ARTIGAS, Rosa. Uma morada de Artigas. Ou das vicissitudes dos proprietários de imóvel tombado na cidade de São Paulo e alguns apelos. Minha Cidade, São Paulo, ano 15, n. 176.02, Vitruvius, mar. 2015 <https://vitruvius.com.br/revistas/read/minhacidade/15.176/5453>.
“Mas agora entra a lição histórica de todos os homens de todas as raças, todas as ideologias sociais de todos os tempos, que insiste em me dizer que disso deriva também o capitel, (que além de funcionalmente arrebanhador de esforços é funcionalmente enfeitador também) e os mil e um quilemandjaros que empetelecam as arquiteturas mais sublimes. As quais pra meu gosto e racismo são o egípcio, o renascimento florentino e a casa moderna. A casa moderna legítima entenda-se. O Ministério da Educação e jamais o Ministério da Guerra; o Edifício Esther e jamais a Faculdade de Direito, uma morada de Artigas e jamais uma moradia neo-colonial”.
Mário de Andrade, 1943
Memória
A primeira casa que o arquiteto Vilanova Artigas construiu para si data de 1942. É uma obra que por suas pequenas dimensões, se comparada à sua segunda casa construída em 1949, ficou conhecida com o apelido afetivo de “casinha”. Dizem alguns estudiosos que a “casinha” é um dos principais exemplares da arquitetura representativa da influência de Frank Lloyd Wright em São Paulo. Compacta, foi fundamental para propor um novo tipo de implantação da casa no lote paulistano e era uma novidade também quanto aos processos construtivos então utilizados, dizem os historiadores. Também é de 1942 a figueira plantada pela Virgínia Artigas na esquina do lote onde está a casa e que hoje é quase tão grande quanto aquela árvore que enfeita o jardim de um dos restaurantes chiques de São Paulo.
Nascemos, Julio e eu, e moramos na segunda casa, construída em 1949, a mais bonita e estranha do bairro do Campo Belo, naquela época, anos 1950 e 1960, uma região com jeito de subúrbio, em São Paulo.

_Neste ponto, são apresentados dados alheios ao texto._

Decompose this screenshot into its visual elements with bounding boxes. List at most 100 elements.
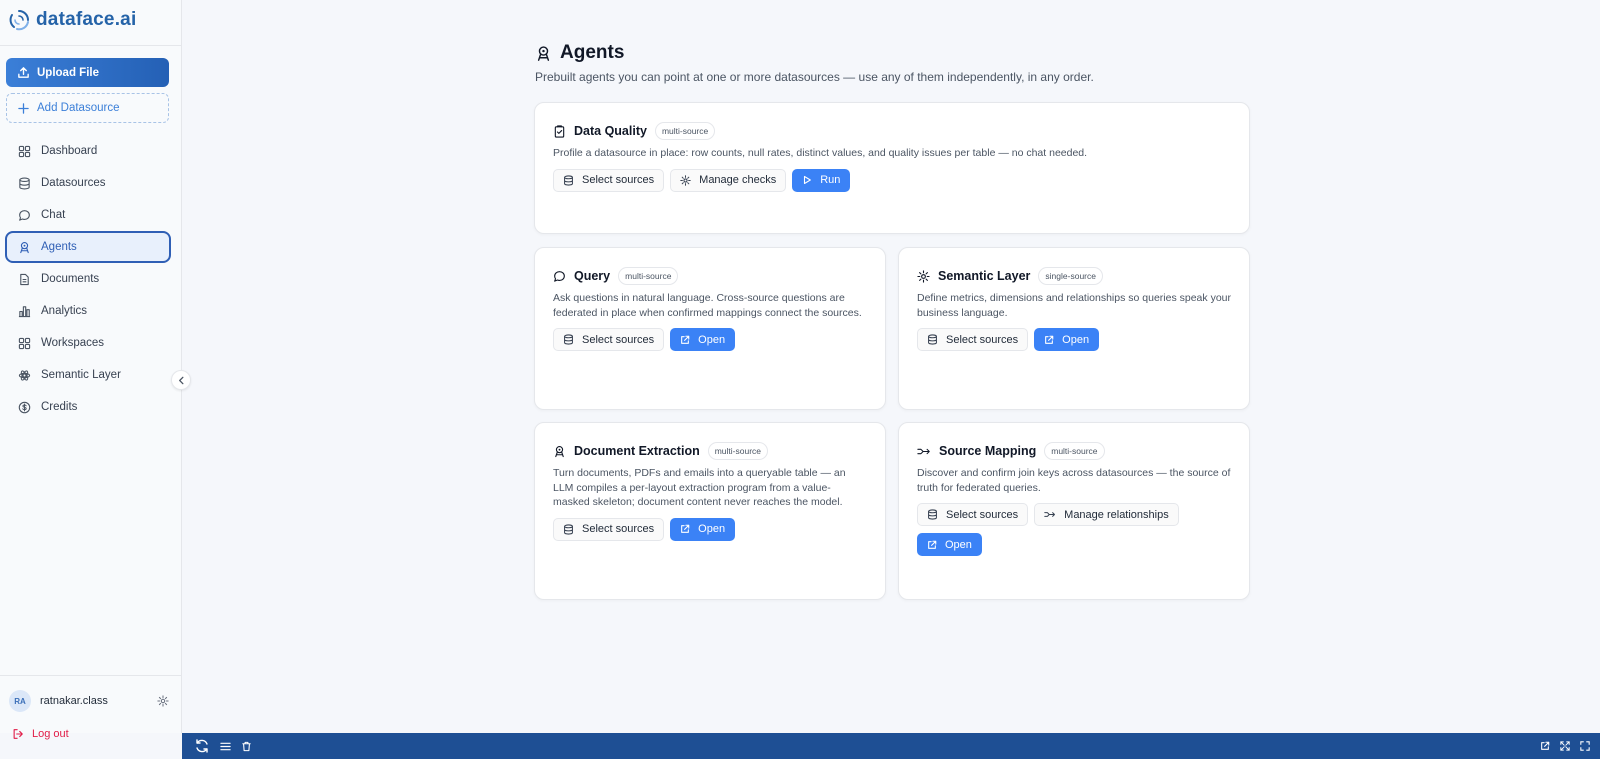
button-label: Run — [820, 174, 841, 186]
button-label: Select sources — [582, 333, 655, 346]
card-title: Data Quality — [574, 124, 647, 138]
agent-icon — [18, 241, 31, 254]
button-label: Manage relationships — [1064, 508, 1169, 521]
logout-icon — [12, 728, 24, 740]
sidebar-item-label: Semantic Layer — [41, 369, 121, 381]
logout-label: Log out — [32, 728, 69, 740]
open-button[interactable]: Open — [917, 533, 982, 556]
external-link-icon — [680, 524, 690, 534]
chevron-left-icon — [177, 376, 186, 385]
logo[interactable]: dataface.ai — [8, 9, 136, 31]
gear-icon — [680, 174, 691, 186]
select-sources-button[interactable]: Select sources — [917, 328, 1029, 351]
card-description: Ask questions in natural language. Cross… — [553, 292, 862, 319]
sidebar-item-analytics[interactable]: Analytics — [5, 295, 171, 327]
add-datasource-button[interactable]: Add Datasource — [6, 93, 169, 123]
sidebar: dataface.ai Upload File Add Datasource D… — [0, 0, 191, 740]
source-badge: multi-source — [1044, 442, 1105, 460]
select-sources-button[interactable]: Select sources — [917, 503, 1029, 526]
agent-icon — [553, 445, 566, 458]
select-sources-button[interactable]: Select sources — [553, 517, 665, 541]
logo-mark-icon — [8, 9, 30, 31]
expand-icon[interactable] — [1560, 741, 1570, 751]
database-icon — [563, 523, 574, 535]
button-label: Select sources — [946, 508, 1019, 521]
sidebar-item-dashboard[interactable]: Dashboard — [5, 135, 171, 167]
user-profile[interactable]: RA ratnakar.class — [9, 690, 169, 712]
card-title: Document Extraction — [574, 444, 700, 458]
add-datasource-label: Add Datasource — [37, 102, 120, 114]
manage-checks-button[interactable]: Manage checks — [670, 168, 787, 192]
upload-file-button[interactable]: Upload File — [6, 58, 169, 87]
button-label: Open — [1062, 333, 1090, 346]
agent-card-document-extraction: Document Extraction multi-source Turn do… — [534, 422, 886, 600]
card-description: Define metrics, dimensions and relations… — [917, 292, 1231, 319]
document-icon — [18, 273, 31, 286]
agent-card-query: Query multi-source Ask questions in natu… — [534, 247, 886, 410]
user-name: ratnakar.class — [40, 695, 108, 707]
merge-arrow-icon — [1044, 509, 1056, 520]
chat-icon — [553, 270, 566, 283]
fullscreen-icon[interactable] — [1580, 741, 1590, 751]
sidebar-item-workspaces[interactable]: Workspaces — [5, 327, 171, 359]
page-subtitle: Prebuilt agents you can point at one or … — [535, 70, 1094, 84]
open-button[interactable]: Open — [670, 328, 736, 351]
logout-button[interactable]: Log out — [12, 728, 69, 740]
card-title: Query — [574, 269, 611, 283]
manage-relationships-button[interactable]: Manage relationships — [1034, 503, 1179, 526]
database-icon — [927, 509, 938, 520]
card-description: Discover and confirm join keys across da… — [917, 467, 1231, 494]
agent-card-data-quality: Data Quality multi-source Profile a data… — [534, 102, 1250, 234]
source-badge: multi-source — [618, 267, 679, 285]
select-sources-button[interactable]: Select sources — [553, 328, 665, 351]
sidebar-item-label: Datasources — [41, 177, 106, 189]
collapse-sidebar-button[interactable] — [171, 370, 191, 390]
gear-icon — [917, 269, 930, 283]
button-label: Open — [698, 523, 726, 535]
database-icon — [563, 334, 574, 345]
external-link-icon — [927, 540, 937, 550]
sidebar-item-agents[interactable]: Agents — [5, 231, 171, 263]
sidebar-item-datasources[interactable]: Datasources — [5, 167, 171, 199]
open-button[interactable]: Open — [670, 517, 736, 541]
external-link-icon — [1044, 335, 1054, 345]
sync-icon[interactable] — [194, 738, 210, 754]
trash-icon[interactable] — [241, 741, 252, 752]
analytics-icon — [18, 305, 31, 318]
sidebar-item-label: Workspaces — [41, 337, 105, 349]
brand-name: dataface.ai — [36, 9, 137, 30]
source-badge: single-source — [1038, 267, 1103, 285]
chat-icon — [18, 209, 31, 222]
divider — [0, 675, 181, 676]
database-icon — [927, 334, 938, 345]
upload-file-label: Upload File — [37, 66, 99, 79]
database-icon — [18, 177, 31, 190]
divider — [0, 45, 181, 46]
source-badge: multi-source — [707, 442, 769, 460]
sidebar-item-credits[interactable]: Credits — [5, 391, 171, 423]
menu-icon[interactable] — [220, 741, 231, 752]
agent-icon — [535, 45, 552, 62]
bottom-toolbar — [182, 733, 1600, 759]
run-button[interactable]: Run — [792, 168, 851, 192]
database-icon — [563, 174, 574, 186]
external-link-icon[interactable] — [1540, 741, 1550, 751]
button-label: Select sources — [582, 174, 655, 186]
button-label: Open — [945, 538, 972, 551]
sidebar-item-chat[interactable]: Chat — [5, 199, 171, 231]
sidebar-item-label: Credits — [41, 401, 78, 413]
card-title: Semantic Layer — [938, 269, 1031, 283]
gear-icon[interactable] — [157, 695, 169, 707]
card-title: Source Mapping — [939, 444, 1037, 458]
sidebar-item-label: Analytics — [41, 305, 88, 317]
external-link-icon — [680, 335, 690, 345]
sidebar-item-documents[interactable]: Documents — [5, 263, 171, 295]
select-sources-button[interactable]: Select sources — [553, 168, 665, 192]
button-label: Manage checks — [699, 174, 777, 186]
card-description: Profile a datasource in place: row count… — [553, 147, 1088, 159]
source-badge: multi-source — [654, 122, 716, 140]
page-title: Agents — [535, 42, 624, 64]
open-button[interactable]: Open — [1034, 328, 1100, 351]
sidebar-item-semantic-layer[interactable]: Semantic Layer — [5, 359, 171, 391]
button-label: Select sources — [582, 523, 655, 535]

A casa, como as pessoas com um pouco de interesse por arquitetura sabem, é toda de vidro, sem fachada, nem telhado como as casas “normais” da época e sim com cobertura de laje de concreto em “borboleta”. Internamente, sob essa grande laje, os espaços são contínuos. A cozinha não tem porta e também não há fundo de quintal. A garagem foi construída ortogonalmente em frente à casa, que não tem muro, somente uma cerca viva marca os limites com a rua. Os quartos são pequenos, mas a sala é enorme, com lareira e uma porta de vidro que dá para um terraço. Essa porta, quando aberta, duplica as dimensões da sala e há um escritório sobre o terraço. A mobília era pouca e boa parte fixa no piso ou nas paredes de tijolos aparentes, caiadas de vermelho e de azul. O piso de cimentão vermelho – “como a casa do povo” , diria o Artigas, bem ao gosto dos anos 1950. A casa não tem quarto de empregada ou serviço separado, rompendo a tradição patriarcal e escravista das moradias paulistanas.

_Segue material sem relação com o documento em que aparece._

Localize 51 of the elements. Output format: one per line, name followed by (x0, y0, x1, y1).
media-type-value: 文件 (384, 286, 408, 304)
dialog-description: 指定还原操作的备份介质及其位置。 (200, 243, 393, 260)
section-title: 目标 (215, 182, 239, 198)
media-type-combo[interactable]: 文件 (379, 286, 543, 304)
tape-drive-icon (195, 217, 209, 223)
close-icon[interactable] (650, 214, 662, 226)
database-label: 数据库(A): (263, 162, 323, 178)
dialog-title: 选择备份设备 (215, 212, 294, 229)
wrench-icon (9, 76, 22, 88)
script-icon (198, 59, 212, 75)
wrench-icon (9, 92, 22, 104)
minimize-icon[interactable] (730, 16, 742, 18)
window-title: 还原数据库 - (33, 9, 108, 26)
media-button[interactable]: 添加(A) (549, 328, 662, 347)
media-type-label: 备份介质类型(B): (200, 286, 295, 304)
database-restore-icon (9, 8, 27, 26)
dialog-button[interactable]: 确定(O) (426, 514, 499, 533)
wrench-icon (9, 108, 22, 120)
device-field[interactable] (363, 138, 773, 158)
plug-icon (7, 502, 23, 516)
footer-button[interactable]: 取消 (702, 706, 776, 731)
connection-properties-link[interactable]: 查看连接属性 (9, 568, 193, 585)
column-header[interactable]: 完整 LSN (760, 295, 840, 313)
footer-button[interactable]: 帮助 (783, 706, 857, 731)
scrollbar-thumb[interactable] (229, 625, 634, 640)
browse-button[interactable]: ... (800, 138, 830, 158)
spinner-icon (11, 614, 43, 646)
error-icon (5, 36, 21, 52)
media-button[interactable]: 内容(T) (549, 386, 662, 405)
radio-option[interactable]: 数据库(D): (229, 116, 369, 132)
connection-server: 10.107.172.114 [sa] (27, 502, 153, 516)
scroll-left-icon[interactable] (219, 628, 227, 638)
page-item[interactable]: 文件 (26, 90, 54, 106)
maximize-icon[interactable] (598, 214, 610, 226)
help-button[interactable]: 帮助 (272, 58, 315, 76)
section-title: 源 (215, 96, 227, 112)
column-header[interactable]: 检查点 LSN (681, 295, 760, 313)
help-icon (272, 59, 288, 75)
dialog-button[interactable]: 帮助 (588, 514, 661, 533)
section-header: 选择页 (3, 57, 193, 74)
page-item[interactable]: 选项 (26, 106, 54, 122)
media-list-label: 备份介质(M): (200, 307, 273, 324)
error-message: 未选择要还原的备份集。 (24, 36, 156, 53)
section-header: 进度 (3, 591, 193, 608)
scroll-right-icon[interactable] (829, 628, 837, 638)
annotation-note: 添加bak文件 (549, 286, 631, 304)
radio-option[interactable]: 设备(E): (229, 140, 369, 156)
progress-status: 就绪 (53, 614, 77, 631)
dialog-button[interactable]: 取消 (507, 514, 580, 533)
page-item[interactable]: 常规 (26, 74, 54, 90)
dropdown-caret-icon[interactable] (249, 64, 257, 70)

As pessoas que passavam, tocavam a campainha para perguntar se ali era uma fábrica, oficina mecânica, igreja. Alguns até tiravam fotografia para registrar sua estranheza. Esquisita a casa, eram estranhos seus moradores. Num bairro com muitos imigrantes alemães, nossa casa brasileira era cheia de líderes sindicais, intelectuais, militantes de esquerda, artistas e até alguns cientistas considerados meio malucos, muitos amigos que entravam e saíam a qualquer hora do dia ou da noite.

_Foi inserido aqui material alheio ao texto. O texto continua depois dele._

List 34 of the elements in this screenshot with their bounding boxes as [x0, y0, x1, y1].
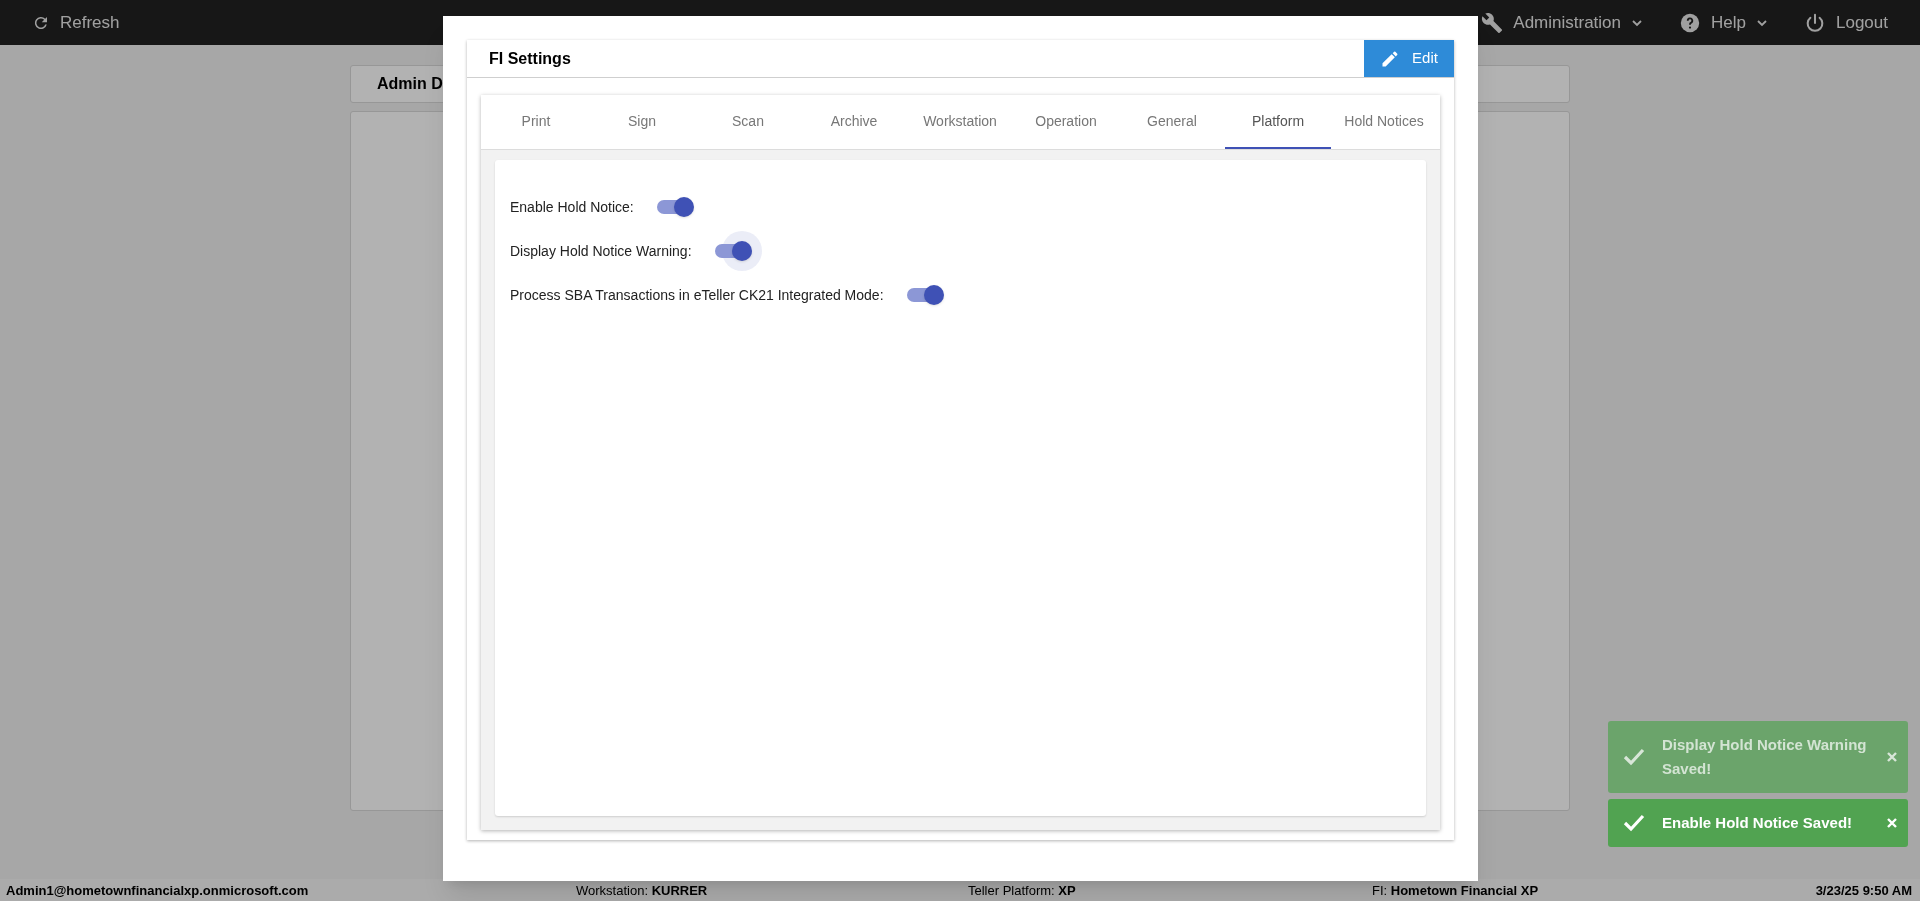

Eu morava, e não sabia, no futuro desenhado por meu pai. Formalmente a casa acompanhava a linguagem da recém-inaugurada “arquitetura moderna brasileira”, identificada com a obra de Oscar Niemeyer na Pampulha, mas com aspectos da arquitetura popular e econômica, que era outro princípio caro da arquitetura moderna, segundo Artigas. A casa foi construída para a sociedade brasileira desejada: economicamente desenvolvida, com amplo acesso à tecnologia. Na hierarquia espacial, o espaço mais importante era a sala, destinada à convivência das pessoas. A cultura e o conhecimento, sem limites nem censura, ficavam no escritório transparente e sem portas (como mais tarde foi feito na Biblioteca da FAUUSP). A natureza era acessível através das vidraças e pelo acesso ao jardim, pelo terraço. A casa era sem muros para que pudéssemos ver e viver a cidade que deveria ser, um dia, mais humana e bela.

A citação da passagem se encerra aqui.